South Sudan at ‘precipice’ as violence escalates

JUBA  - US President Barack Obama has warned that South Sudan stands at the “precipice” of civil war amid spiralling violence, with the UN launching a rescue mission after three Indian peacekeepers were killed.
The United Nations Security Council readied emergency consultations on the crisis in the world’s youngest nation, amid fears that fighting between rival army factions could escalate into full-scale civil war.
The UN said incidents of fighting or civil unrest, which began a week ago in the capital Juba, had now spread to 14 separate sites - including in the powder-keg eastern state of Jonglei - and that 34,000 terrified civilians were seeking protection in or around UN bases.

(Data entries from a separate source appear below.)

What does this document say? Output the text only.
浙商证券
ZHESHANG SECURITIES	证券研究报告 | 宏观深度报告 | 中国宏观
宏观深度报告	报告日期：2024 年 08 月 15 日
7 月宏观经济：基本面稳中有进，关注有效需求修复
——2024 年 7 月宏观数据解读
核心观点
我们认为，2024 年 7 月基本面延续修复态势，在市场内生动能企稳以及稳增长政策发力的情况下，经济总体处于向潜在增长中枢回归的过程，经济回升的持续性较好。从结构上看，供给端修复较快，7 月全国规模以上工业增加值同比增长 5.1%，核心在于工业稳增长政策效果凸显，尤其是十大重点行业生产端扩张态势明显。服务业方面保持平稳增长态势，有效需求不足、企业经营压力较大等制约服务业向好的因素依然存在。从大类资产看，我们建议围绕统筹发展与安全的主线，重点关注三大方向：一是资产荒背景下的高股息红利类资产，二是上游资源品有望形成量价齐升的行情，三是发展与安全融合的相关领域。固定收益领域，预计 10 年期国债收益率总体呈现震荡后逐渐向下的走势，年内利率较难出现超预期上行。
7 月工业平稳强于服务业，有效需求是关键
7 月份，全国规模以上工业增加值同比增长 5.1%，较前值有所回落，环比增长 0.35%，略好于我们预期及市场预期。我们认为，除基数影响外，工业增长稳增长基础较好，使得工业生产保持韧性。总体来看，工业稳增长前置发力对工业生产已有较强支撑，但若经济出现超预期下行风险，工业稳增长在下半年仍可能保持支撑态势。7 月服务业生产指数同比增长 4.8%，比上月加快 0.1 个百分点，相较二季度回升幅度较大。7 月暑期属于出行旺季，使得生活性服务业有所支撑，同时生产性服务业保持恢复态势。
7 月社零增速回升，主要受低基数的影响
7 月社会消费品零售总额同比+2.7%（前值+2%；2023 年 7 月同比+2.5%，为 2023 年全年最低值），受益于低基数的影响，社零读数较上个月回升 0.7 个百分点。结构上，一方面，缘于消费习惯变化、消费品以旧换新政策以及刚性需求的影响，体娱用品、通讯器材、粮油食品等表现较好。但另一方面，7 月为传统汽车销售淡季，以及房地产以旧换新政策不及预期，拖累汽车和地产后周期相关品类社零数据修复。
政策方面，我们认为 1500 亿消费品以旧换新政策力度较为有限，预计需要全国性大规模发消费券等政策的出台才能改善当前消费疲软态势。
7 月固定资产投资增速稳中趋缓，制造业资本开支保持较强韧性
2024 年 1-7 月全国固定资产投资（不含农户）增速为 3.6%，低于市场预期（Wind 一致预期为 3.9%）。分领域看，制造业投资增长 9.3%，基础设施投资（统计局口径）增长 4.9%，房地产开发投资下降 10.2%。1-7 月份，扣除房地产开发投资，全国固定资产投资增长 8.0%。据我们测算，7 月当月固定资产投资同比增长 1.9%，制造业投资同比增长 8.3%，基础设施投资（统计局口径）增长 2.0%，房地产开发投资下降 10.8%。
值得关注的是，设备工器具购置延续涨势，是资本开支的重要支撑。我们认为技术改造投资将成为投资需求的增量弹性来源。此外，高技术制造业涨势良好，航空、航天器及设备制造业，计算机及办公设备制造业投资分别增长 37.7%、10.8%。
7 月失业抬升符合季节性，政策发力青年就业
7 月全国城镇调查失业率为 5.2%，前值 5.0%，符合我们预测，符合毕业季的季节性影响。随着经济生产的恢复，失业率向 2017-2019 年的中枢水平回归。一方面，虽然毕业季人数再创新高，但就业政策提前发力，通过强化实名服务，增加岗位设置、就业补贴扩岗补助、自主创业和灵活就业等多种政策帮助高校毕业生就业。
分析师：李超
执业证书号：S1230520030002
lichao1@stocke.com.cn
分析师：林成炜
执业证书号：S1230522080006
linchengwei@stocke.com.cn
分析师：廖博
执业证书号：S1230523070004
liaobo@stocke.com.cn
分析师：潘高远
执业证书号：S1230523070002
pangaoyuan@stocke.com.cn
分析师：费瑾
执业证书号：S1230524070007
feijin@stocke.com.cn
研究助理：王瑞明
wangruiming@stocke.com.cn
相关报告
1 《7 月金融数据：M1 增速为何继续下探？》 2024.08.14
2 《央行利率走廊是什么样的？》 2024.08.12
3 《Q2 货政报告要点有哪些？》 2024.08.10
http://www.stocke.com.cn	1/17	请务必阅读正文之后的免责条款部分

Neighbouring Uganda deployed troops Friday at the invitation of Juba to help secure the troubled capital and protect Ugandan citizens, Uganda’s government-owned New Vision newspaper reported.
Obama, who announced Thursday he had deployed 45 troops to the violence-wracked country, called for an immediate end to the unrest which has so far left close to 500 dead, most of them civilians.
“Recent fighting threatens to plunge South Sudan back into the dark days of its past,” he said. “South Sudan stands at the precipice.” Recalling the promise and hopes that accompanied South Sudan’s independence in July 2011, Obama warned “that future is at risk.”
Over two million people died in the brutal 1983-2005 civil war, which ended in a peace deal that paved the way for the oil-rich but impoverished South’s independence two years ago.
India’s UN envoy Asoke Mukerji said three Indian peacekeepers were “targeted and killed” during Thursday’s attack by ethnic Nuer youths on a base at Akobo in Jonglei state, an area awash with guns and home to several large rebel armies.
Other casualties are feared as the fate of more than 30 ethnic Dinka civilians sheltering at the base is not known, said UN deputy spokesman Farhan Haq.
The UN mission in South Sudan (UNMISS) said Friday it had sent four helicopters to pull out some 40 UN peacekeepers out of Akobo, saying it has “received assurances from forces in charge” of the remote town they would not be attacked.
The attack on the UN base came after troops loyal to fugitive former vice president Riek Machar seized the town of Bor late Wednesday, as heavy fighting continued in several sites across the vast swamplands and remote bush of Jonglei state.
President Salva Kiir has blamed the bloodshed on a coup bid by his perennial rival Machar, who was sacked as vice president in July.
Machar has denied mounting a coup, and has accused the president of trying to cover up a vicious purge. He is now calling for Kiir’s ouster, and the conflict has been taking on an ethnic dimension - with Kiir coming from the majority Dinka people and Machar from the Nuer.
UN human rights chief Navi Pillay has also expressed deep concern over reports of “numerous extrajudicial killings” and “civilians killed in Juba based on their ethnicity,” while UN chief Ban Ki-moon said the crisis “urgently needs to be dealt with through political dialogue”.
Human Rights Watch said witnesses had reported horrific cases of both soldiers and rebels executing people based on their tribe.
The UN peacekeeping mission said it was sheltering civilians in six state capitals, including Juba and Bor, as well as in Bentiu, the main town of the crucial petroleum-producing state of Unity.
At least five oil workers were killed in Unity when attackers broke into their compound late on Wednesday, a company official said. Oil production accounts for more than 95 percent of South Sudan’s fledgling economy.
Foreigners were being evacuated from the troubled country, with the United States and Britain sending in flights for their citizens, and others fleeing overland south to Uganda.
Long lines of aid workers and expatriates crowded Juba’s airport waiting to board the first flight they could out of the country.
Foreign ministers from five regional countries flew in Thursday to try to launch peace efforts, with Ethiopian Foreign Minister Tedros Adhanom leading the team from Djibouti, Kenya, Sudan and Uganda.
All are members of a regional body, the Inter-Governmental Authority on Development, whose members played key roles in pushing forward the 2005 deal that ended Sudan’s two-decade long civil war with the south.
The team, who are expected to meet with Kiir as well as several former powerful ministers arrested in connection with the violence, aims to “set up a ‘national dialogue platform’” to bring leaders together, Ugandan Foreign Minister Okello Oryem said Friday, according to a Ugandan government statement.